La Cassazione ha infatti accolto il ricorso avverso la decisione del Tribunale del Riesame che aveva disposto che la donna attendesse in carcere il processo. Una decisione quella della Suprema Corte accolta con grande soddisfazione dai legali della donna, gli avvocati Giuseppe De Rubertis e Demetrio Rivellino.
Le motivazioni saranno depositate entro un mese e poi la questione tornerà all’attenzione del Riesame, che l’affronterà con un nuovo collegio giudicante.
Intanto si apprende che le indagini sull’omicidio di Santa Maria del Molise non sarebbero affatto concluse: sembrerebbe che le investigazioni affidate ai Ris sarebbero ancora in corso e non sarebbe stato depositato nemmeno il referto autoptico.

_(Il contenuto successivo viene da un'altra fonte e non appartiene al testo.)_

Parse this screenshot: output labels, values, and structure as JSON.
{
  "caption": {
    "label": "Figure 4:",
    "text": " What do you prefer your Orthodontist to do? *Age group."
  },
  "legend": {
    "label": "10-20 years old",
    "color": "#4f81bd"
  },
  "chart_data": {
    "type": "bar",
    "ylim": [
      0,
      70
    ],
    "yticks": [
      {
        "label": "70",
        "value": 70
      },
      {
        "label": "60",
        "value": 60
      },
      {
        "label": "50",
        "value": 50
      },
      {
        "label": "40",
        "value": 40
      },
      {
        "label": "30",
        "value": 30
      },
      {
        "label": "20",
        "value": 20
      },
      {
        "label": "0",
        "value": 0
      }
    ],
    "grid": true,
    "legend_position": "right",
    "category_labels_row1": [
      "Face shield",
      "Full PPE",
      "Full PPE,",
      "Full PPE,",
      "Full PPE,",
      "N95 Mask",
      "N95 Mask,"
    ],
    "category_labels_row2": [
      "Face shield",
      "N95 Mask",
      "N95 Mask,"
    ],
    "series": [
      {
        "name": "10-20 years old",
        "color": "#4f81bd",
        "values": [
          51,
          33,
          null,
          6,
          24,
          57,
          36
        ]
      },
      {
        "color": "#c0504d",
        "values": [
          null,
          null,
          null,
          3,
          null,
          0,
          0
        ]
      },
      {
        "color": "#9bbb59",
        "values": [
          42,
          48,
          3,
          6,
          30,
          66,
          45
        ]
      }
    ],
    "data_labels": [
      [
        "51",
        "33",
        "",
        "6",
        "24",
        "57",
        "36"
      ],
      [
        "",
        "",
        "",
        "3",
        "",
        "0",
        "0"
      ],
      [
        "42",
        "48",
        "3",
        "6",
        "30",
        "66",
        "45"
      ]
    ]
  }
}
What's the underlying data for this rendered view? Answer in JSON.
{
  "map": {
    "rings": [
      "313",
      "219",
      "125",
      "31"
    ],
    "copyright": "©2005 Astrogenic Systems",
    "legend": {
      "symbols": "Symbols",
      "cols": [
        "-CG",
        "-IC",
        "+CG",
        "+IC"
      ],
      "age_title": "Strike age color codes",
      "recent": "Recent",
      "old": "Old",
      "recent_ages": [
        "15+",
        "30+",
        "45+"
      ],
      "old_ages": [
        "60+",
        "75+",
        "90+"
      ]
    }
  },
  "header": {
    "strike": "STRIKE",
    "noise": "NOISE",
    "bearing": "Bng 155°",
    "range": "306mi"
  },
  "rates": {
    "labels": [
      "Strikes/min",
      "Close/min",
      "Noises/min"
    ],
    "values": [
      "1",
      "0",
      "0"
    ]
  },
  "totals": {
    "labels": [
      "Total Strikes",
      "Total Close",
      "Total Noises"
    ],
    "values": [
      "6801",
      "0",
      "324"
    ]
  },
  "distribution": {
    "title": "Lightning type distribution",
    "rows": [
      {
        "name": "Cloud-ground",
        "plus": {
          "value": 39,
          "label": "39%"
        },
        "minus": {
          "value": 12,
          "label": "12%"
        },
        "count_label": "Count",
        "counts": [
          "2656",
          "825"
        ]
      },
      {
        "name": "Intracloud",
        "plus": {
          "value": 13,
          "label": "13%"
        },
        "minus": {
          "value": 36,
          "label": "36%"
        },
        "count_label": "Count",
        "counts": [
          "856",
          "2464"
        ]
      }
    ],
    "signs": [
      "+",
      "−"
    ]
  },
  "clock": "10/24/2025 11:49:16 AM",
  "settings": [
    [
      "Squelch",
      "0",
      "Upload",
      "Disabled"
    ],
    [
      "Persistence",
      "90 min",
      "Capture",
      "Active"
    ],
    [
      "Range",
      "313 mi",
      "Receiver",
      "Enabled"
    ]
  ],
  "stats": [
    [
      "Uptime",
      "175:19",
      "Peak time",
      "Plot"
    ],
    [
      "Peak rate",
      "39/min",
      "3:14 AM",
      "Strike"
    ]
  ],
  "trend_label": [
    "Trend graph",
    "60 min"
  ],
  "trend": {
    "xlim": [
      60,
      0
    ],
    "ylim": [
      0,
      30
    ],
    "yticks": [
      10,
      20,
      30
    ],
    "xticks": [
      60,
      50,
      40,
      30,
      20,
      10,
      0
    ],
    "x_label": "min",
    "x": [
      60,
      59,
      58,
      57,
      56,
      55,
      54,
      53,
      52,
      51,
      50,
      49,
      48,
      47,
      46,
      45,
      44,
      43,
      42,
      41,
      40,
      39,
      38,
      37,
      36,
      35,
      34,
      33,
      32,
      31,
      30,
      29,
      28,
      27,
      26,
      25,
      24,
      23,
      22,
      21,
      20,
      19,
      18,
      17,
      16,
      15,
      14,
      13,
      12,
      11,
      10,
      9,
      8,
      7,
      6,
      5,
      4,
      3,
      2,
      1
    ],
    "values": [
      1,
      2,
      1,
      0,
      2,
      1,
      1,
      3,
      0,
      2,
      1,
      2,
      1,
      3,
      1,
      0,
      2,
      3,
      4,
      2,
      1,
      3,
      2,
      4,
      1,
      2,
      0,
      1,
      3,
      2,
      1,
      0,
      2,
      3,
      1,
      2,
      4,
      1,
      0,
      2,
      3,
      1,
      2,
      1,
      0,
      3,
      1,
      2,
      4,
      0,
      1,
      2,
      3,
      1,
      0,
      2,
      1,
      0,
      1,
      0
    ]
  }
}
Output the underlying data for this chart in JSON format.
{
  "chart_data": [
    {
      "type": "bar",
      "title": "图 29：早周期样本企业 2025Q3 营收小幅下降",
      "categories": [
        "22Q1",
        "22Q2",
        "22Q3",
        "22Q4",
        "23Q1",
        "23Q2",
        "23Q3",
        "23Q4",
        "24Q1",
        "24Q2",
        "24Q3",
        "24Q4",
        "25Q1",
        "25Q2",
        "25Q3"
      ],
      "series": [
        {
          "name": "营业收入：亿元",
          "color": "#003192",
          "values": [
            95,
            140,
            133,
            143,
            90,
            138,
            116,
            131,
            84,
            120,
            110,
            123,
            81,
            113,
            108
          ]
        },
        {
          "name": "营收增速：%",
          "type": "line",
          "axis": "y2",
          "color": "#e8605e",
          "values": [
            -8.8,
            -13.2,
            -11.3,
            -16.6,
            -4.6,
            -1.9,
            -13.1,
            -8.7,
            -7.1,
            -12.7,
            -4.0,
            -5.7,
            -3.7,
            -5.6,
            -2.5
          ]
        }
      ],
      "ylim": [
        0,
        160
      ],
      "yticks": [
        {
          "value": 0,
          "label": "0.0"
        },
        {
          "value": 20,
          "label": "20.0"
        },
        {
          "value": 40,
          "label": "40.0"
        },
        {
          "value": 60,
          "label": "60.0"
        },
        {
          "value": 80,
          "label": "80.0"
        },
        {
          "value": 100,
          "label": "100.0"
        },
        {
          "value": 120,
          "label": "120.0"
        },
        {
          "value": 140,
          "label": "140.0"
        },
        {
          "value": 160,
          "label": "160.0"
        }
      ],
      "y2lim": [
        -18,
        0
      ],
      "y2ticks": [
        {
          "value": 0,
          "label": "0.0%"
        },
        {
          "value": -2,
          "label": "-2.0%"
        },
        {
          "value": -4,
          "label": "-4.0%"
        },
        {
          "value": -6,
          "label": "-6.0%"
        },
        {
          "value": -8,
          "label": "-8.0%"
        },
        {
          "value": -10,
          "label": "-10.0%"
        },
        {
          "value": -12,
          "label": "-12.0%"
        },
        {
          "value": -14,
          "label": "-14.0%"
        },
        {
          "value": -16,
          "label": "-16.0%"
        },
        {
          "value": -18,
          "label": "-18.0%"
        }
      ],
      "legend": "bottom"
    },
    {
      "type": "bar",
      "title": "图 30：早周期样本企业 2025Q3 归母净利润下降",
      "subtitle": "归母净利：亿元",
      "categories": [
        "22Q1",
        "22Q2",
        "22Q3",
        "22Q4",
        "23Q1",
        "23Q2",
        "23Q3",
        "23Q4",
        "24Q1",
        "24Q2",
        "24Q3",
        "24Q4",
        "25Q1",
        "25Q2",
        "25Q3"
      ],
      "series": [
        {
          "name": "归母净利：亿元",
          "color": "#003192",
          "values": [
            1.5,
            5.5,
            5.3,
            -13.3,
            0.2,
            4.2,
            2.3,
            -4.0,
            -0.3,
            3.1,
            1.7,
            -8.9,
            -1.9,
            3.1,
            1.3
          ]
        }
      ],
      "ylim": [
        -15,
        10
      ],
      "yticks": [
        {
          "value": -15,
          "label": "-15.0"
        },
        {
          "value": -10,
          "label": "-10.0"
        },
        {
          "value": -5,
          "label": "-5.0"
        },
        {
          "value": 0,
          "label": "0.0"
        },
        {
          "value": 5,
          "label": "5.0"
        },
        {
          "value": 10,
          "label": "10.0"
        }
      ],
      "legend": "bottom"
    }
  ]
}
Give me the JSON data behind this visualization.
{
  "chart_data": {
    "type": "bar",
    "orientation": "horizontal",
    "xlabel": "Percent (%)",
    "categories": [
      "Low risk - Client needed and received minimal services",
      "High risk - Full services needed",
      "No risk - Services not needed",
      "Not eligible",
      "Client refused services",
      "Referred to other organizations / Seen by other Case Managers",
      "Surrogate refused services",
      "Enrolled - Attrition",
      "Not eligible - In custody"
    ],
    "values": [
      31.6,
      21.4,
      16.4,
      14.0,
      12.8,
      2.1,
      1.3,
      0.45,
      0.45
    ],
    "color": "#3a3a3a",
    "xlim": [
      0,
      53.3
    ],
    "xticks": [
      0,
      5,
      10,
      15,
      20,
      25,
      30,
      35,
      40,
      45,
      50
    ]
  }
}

Irma Forte ha confessato, nel corso di un drammatico interrogatorio, di aver ucciso il marito al termine dell’ennesimo litigio durato, secondo la ricostruzione della donna, tutta la notte tra il 23 e il 24 dicembre scorsi: l’uomo, descritto come dal carattere forte ed eccessivamente autoritario, dopo aver trascorso molte ore in cucina, davanti al camino acceso, nonostante i ripetuti appelli della moglie ad andare a dormire, le si sarebbe avvicinato mentre lei era nel dormiveglia brandendo un ciocco di legno presumibilmente prelevato dalla legnaia che è sullo stesso piano della casa. Temendo per la propria incolumità, la donna lo avrebbe disarmato e poi lo avrebbe colpito lasciandolo esanime ai piedi del letto.
L’epilogo tragico di una esistenza di coppia molto difficile, come la donna ha raccontato fra le lacrime nel corso dell’interrogatorio: un matrimonio vissuto sempre con timore di litigi, complicato dai comportamenti e dall’atteggiamento del marito, che ad un certo momento le avrebbe persino impedito di fare visita ai figli e ai nipoti che vivono in un altro centro del Molise.
Alla base della decisione del Tribunale del Riesame, secondo il quale Irma Forte dovrebbe aspettare il processo in carcere, non ci sarebbe il pericolo di inquinamento delle prove ma quello della reiterazione del reato: insomma, la donna sarebbe ‘socialmente pericolosa’, non in grado di controllare i propri impulsi come quella rabbia esplosa nella notte del delitto. Non avrebbe, quindi, capacità di autocontrollo.
Una tesi, quella che sembrerebbe essere stata la traccia dei giudici del Riesame, che sarebbe stata messa in discussione proprio in questi mesi trascorsi tra la decisione di spedire in carcere Irma Forte e quella assunta giovedì dalla Cassazione e notificata ieri mattina ai legali che assistono la donna.
Da fonti bene informate, si apprende che da febbraio continuano anche gli interrogatori delle persone che conoscevano la coppia, che avevano intrattenuto rapporti con i due coniugi, che erano a conoscenza delle difficoltà che si vivevano in quelle quattro mura da sempre.
Sarebbero state acquisite numerose testimonianze che avrebbero definito con chiarezza il clima di terrore nel quale la donna era costretta a vivere da 40 anni: vittima, quindi, come lei stessa aveva raccontato nel corso dell’interrogatorio, di un marito-padrone, in un perenne stato di sudditanza psicologica dettata dalla paura, che veniva alimentato dai comportamenti e dagli atteggiamenti non propriamente gentili e amorevoli dell’uomo.
Insomma, quella notte – probabilmente con il terrore di essere arrivata al capolinea della vita – Irma Forte avrebbe reagito.
Vittima, quindi, prima che carnefice.
Da qualche mese, la donna non sarebbe più ristretta ai domiciliari in casa del fratello, a Santa Maria del Molise. I legali, da quanto è stato possibile apprendere, avrebbero avanzato una precisa richiesta al gip che l’avrebbe accolta: la donna sarebbe ospite di una comunità residenziale che si trova in una regione limitrofa dove starebbe anche svolgendo attività di servizio sociale.
Una modalità – quella scelta per scontare il regime detentivo in attesa delle decisioni che saranno assunte successivamente – in grado di restituire fiducia ad una donna che per la maggior parte della sua vita non avrebbe mai avuto, né in se stessa né negli altri, a causa di un clima difficile nel quale compiere ogni azione quotidiana, anche la più banale, di un progressivo isolamento sociale che ne avrebbe minato l’esistenza. Un luogo dove forse provare a ricominciare, seppure con un fardello pesantissimo sulle spalle, dopo 40 anni di inferno finiti nel peggiore dei modi.